His head snapped up so quickly she almost yelped—but then he was awake and looking at her and he was _alive _and she suddenly felt like she was going to cry.

"You've been asleep for days," he whispered, his pained voice struggling to get out the words. "I thought you were… Claire, I thought…" He couldn't even finish the sentence, but the implication was there.

She smiled lazily at it. "Nah," she shook her head, "You can't get rid of me that easily." Her eyes brightened as they landed on him, teasing, "Though I do know you've tried very hard."

He wanted so badly to laugh and cry at the same time. Instead, he just shut his eyes, and pressed a very firm kiss to the back of her hand which he held in his. "I'm going to call the nurse, okay?" He whispered the words, hoping to hide his gravelly voice. His lips brushed back and forth against her skin as he spoke. "You need to be checked out."

"Okay," she nodded. He saw her grimace slightly when she tried to shift her weight, and he knew without her having to say that the pain was coming on now. As hard as it had been to watch her lie unconscious for so long, it was harder to watch her in pain, and he found himself almost hoping she'd fall back asleep again, just so she'd be comfortable.

He pushed the call button Maggie had pointed out to him earlier and stayed by her bed, holding her hand, until the doctors came in and told him he had to leave.

. . .

He sat with Mike while the doctors examined her. Weston asked a couple questions about her condition, but as Ryan didn't have any other answer besides _She's awake, _they soon lapsed into silence, waiting and watching; waiting and watching. Ryan was only just beginning to realize how frustrating it must have been for Mike to do this day in and day out while they'd both been under. Someday, once they all left they all left the hospital, Ryan would have to let him know how much he appreciated that. Right now, thought, he couldn't waste a single thought on anything but her.

When the doctors came back out, they didn't say a word to him, just proceeded onto their next patient, but he caught the eye of one of the nurses who smiled, and he took that to mean that Claire's examination had gone well.
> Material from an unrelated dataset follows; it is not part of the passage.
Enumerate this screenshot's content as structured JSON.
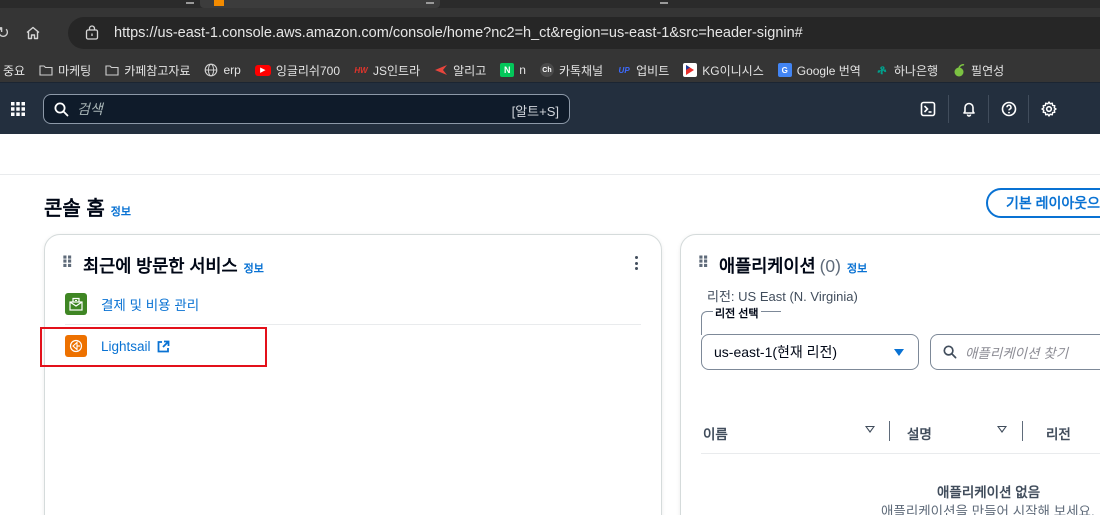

He wished it had been Maggie—maybe she would've told him something—but then he realized that he didn't need a go-between anymore; Claire was awake and could talk to him.

He moved back into her room as quickly as he could.

. . .

She was sitting up a little taller in bed when he wheeled inside; it looked like someone had lifted the back of it for her so she didn't have to lie down constantly. And it also looked like someone had lowered it, too—it was closer to the ground now, more on Ryan's level now that he was confined to move around in a wheelchair. Ryan wondered if someone had done that for her or if she had specifically asked. Either way, it made his chest hurt a little bit—albeit in a good way.
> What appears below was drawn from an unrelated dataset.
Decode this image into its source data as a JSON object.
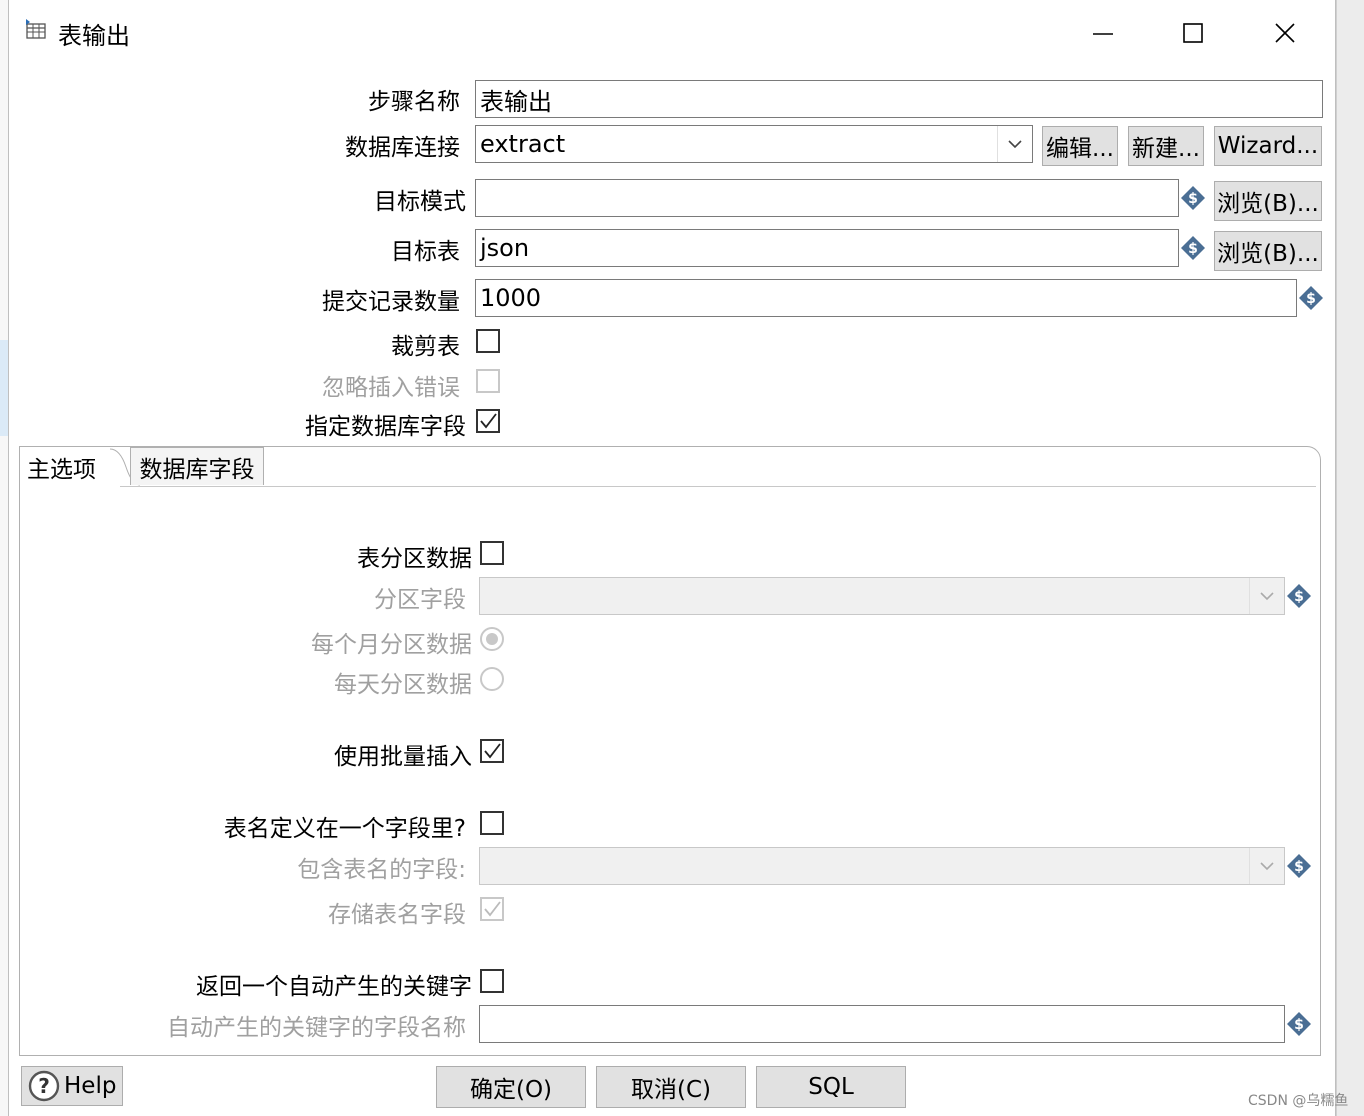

"Hey." He rolled himself up to her, unable to stop smiling at the mere fact that she was awake and meeting his eyes. He'd never been so happy before to see someone do something as simple as just look at him. "How're you feeling?"

She smiled back, saying the first thing that came to mind. In her still slightly drug-addled mind, it sounded hilarious. "I feel like someone stabbed me in the back."

She meant for him to smile at that—it _was _funny, wasn't it?—but he turned his head away. She suddenly panicked, aware that she'd done something wrong. Not knowing how to fix it, she clutched his hand with hers as tightly as she could, trying to keep him in place before he could move away. She didn't know what she'd do if he left again; didn't know how she'd survive.

"I'm sorry," she whispered, feeling tears prick her eyes. In her head, she swore whatever pain meds she was on that was making her move from happiness to sorrow like a pendulum. Her emotions were erratic enough in a non-drug-induced state. She lifted a hand to wipe under her eyes before he could see. "I'm sorry," she repeated, sniffing. "That wasn't funny. That was a really stupid thing to say. You know I didn't mean—"

"No," he interrupted, "it's okay. Don't apologize; you did nothing wrong. I..." He hung his head for a minute before looking up at her. The shame in his eyes made her gut twist and her stitches itch. "It's my fault. It's all my fault."

"Not everything bad that happens to me is your fault," she whispered, feeling those tears threaten again. She couldn't even blame the drugs this time. "Not everything bad that happens in the world is automatically _your fault_, Ryan."

He shook his head, adamant. "This is," he told her pointedly. "_This_ is my fault."

"Ryan, you couldn't've known he was going to survive that. I mean, they had his teeth on file, _everyone_ thought he was dead; you even got confirmation—"

"It wasn't Joe," he interrupted.

Her forehead furrowed, and her defense suddenly crumbled as she paused to puzzle it out. "Then who..."

He didn't even give her a chance to get the question out before he started talking. He spoke so quickly she had to focus all her waning energy on listening to be able to grasp what he was saying. "A while after we broke up, I started… seeing other people. Nothing serious, nothing meaningful, I was just..." His eyes flickered to hers briefly. "I was trying to get over you, okay?"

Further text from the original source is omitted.